Pierre Gagnaire en 5 plats
L’emblématique Pierre Gagnaire, Membre de l’Académie Gault&Millau, revient pour nous sur ces plats qui ont marqué sa carrière et son univers culinaire.
Figure incontournable de la gastronomie française, Pierre Gagnaire (5 toques et Membre de l’Académie Gault&Millau) est un poète de l’assiette, un explorateur du goût, un créateur inlassable. Son parcours, marqué par l’audace et une fidélité viscérale à son identité culinaire, a influencé des générations de cuisiniers. À travers cinq créations, il se confie sur ce qui a forgé sa carrière, ses inspirations, ses émotions.
Le plat dont il est le plus fier : le cocktail de poche
Avant même que le repas ne commence, Pierre Gagnaire place la barre haut. Ce dont il est le plus fier ? Un « cocktail de poche composé de six petites entrées », servi comme mise en bouche à la carte. Une idée née d’un souvenir : « J’ai été inspiré par ce que j’avais vu chez Alain Chapel, qui proposait trois petites salades sur sa carte. » Ce préambule culinaire change constamment, au rythme des saisons. « Il faut absolument qu’elles soient bien reliées à la saison », insiste le chef. Plus qu’un amuse-bouche, ce « cocktail de poche » est une déclaration d’intention, un manifeste de sa cuisine en miniature : multiple, précise, intuitive.
© Maki Manoukian
Le tournant de sa carrière : une cuisine d’auteur
Pas de plat signature chez Pierre Gagnaire, mais une vision. Ce qui l’a révélé, ce n’est pas une recette précise mais « l’esprit de [sa] cuisine ». Un esprit que le célèbre critique Henri Gault a su percevoir et défendre avec enthousiasme. « Je n’ai jamais fait quoi que ce soit pour leur faire plaisir, mais ce que j’étais correspondait à l’esprit défendu par Henri Gault et Christian Millau. » Une cuisine « vivante, créative, joyeuse, impertinente », selon Pierre Gagnaire. « Ils ont mis des mots sur des émotions culinaires. Ils ont créé de l’envie en décrivant ce qu’ils mangeaient à table. Cette liberté, j’en ai usé et abusé. » Mais si le chef refuse de parler d’un tournant précis dans sa carrière, un souvenir reste gravé : « J’ai sauté au plafond lorsqu’ils avaient écrit que Lenôtre n’avait qu’à bien se tenir, car mes chocolats étaient exceptionnels. »

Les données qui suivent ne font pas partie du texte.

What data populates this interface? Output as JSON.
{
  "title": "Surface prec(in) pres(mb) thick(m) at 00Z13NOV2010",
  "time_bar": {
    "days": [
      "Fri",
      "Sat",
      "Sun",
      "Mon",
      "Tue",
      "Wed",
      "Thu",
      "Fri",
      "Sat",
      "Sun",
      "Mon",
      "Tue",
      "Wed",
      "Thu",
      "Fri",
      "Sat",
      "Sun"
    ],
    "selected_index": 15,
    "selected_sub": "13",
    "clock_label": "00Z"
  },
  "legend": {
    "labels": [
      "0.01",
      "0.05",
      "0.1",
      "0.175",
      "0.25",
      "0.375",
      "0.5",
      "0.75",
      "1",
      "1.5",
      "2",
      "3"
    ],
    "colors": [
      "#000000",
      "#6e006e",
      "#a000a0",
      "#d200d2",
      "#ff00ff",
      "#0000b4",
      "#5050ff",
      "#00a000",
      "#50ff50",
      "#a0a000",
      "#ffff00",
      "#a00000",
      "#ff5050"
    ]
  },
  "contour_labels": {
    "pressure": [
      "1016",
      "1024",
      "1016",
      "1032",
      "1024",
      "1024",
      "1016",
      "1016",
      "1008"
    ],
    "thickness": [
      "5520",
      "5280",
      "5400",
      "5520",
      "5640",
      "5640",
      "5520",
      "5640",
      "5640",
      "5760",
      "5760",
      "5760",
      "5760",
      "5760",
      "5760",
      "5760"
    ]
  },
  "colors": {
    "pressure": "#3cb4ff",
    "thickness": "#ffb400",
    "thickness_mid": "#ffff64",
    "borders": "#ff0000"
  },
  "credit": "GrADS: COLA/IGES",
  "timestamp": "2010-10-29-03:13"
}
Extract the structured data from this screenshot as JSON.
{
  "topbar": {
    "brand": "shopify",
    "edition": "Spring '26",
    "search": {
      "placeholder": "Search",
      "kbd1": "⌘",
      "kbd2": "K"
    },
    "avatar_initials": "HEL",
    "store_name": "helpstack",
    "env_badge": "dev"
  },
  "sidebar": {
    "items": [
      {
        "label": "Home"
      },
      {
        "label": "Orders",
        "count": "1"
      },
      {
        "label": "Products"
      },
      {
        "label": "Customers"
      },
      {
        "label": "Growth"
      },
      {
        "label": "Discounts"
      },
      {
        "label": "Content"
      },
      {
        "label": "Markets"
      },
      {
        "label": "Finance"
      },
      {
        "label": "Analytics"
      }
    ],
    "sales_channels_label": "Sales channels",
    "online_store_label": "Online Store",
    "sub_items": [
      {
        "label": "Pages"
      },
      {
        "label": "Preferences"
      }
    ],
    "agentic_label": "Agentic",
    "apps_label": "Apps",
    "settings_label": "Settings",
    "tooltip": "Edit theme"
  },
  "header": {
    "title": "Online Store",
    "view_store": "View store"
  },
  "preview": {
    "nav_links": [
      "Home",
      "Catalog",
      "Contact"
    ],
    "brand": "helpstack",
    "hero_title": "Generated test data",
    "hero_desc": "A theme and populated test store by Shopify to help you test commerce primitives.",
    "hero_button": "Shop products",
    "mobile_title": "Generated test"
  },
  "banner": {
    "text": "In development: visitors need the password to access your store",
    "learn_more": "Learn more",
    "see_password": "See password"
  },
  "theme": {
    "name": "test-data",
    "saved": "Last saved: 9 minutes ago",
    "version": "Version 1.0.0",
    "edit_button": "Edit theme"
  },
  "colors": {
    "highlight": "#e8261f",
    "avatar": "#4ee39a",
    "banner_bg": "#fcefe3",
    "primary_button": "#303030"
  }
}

Un hommage à un souvenir : Le Rouge
Dans sa mémoire, un plat aux couleurs vibrantes, profondes, puissantes : Le Rouge, hommage au peintre chinois Zao Wou-Ki, client du restaurant à Paris en 1996. Le plat associait gambas de Palamós et betterave rouge dans une composition rouge sang, pourpre, violine. « Pour moi, c’était un hommage à l’âme de ce peintre que j’adore. » Servi pendant un an et demi autour de 1998, Le Rouge n’est plus à la carte aujourd’hui, mais il reste un souvenir marquant pour le chef : une peinture comestible, un hommage vibrant à l’art et à la rencontre.
Le plat préféré des clients : la déclinaison de langoustines
Si Pierre Gagnaire refuse le concept de « plat signature », certains plats marquent les esprits et fidélisent les palais. Parmi eux, une déclinaison autour d’un produit : la langoustine. « On était parmi les premiers à faire des déclinaisons autour d’un produit. » Tartare, consommé, royale, dim sum, grillée, poêlée au beurre : la langoustine devient caméléon et traverse les décennies, se réinventant sans jamais se trahir. « Un plat qui traverse le temps mais qui évolue au travers des années. »
Sa madeleine de Proust : le soufflé au chocolat
Un classique, une évidence, une douceur éternelle. Pour Pierre Gagnaire, c’est le soufflé au chocolat. Un plat découvert dans un livre devenu totem pour toute une génération : « Je ne suis pas un grand lecteur des livres de cuisine, mais comme tout cuisinier de ma génération, j’ai lu attentivement le Guide Escoffier. » C’est là qu’il tombe sur la recette de l’omelette soufflée, qu’il transformera en biscuit soufflé au chocolat.
© Maki Manoukian / Jacques Gavard
Ce dessert accompagne sa carrière depuis ses débuts : « C’est le seul plat qui reste à la carte depuis 1981. Il évolue un peu mais il est d’une simplicité absolue et les gens aiment bien. » Une douceur fidèle, sans fard, comme un fil rouge dans la carrière d’un chef en perpétuelle mutation.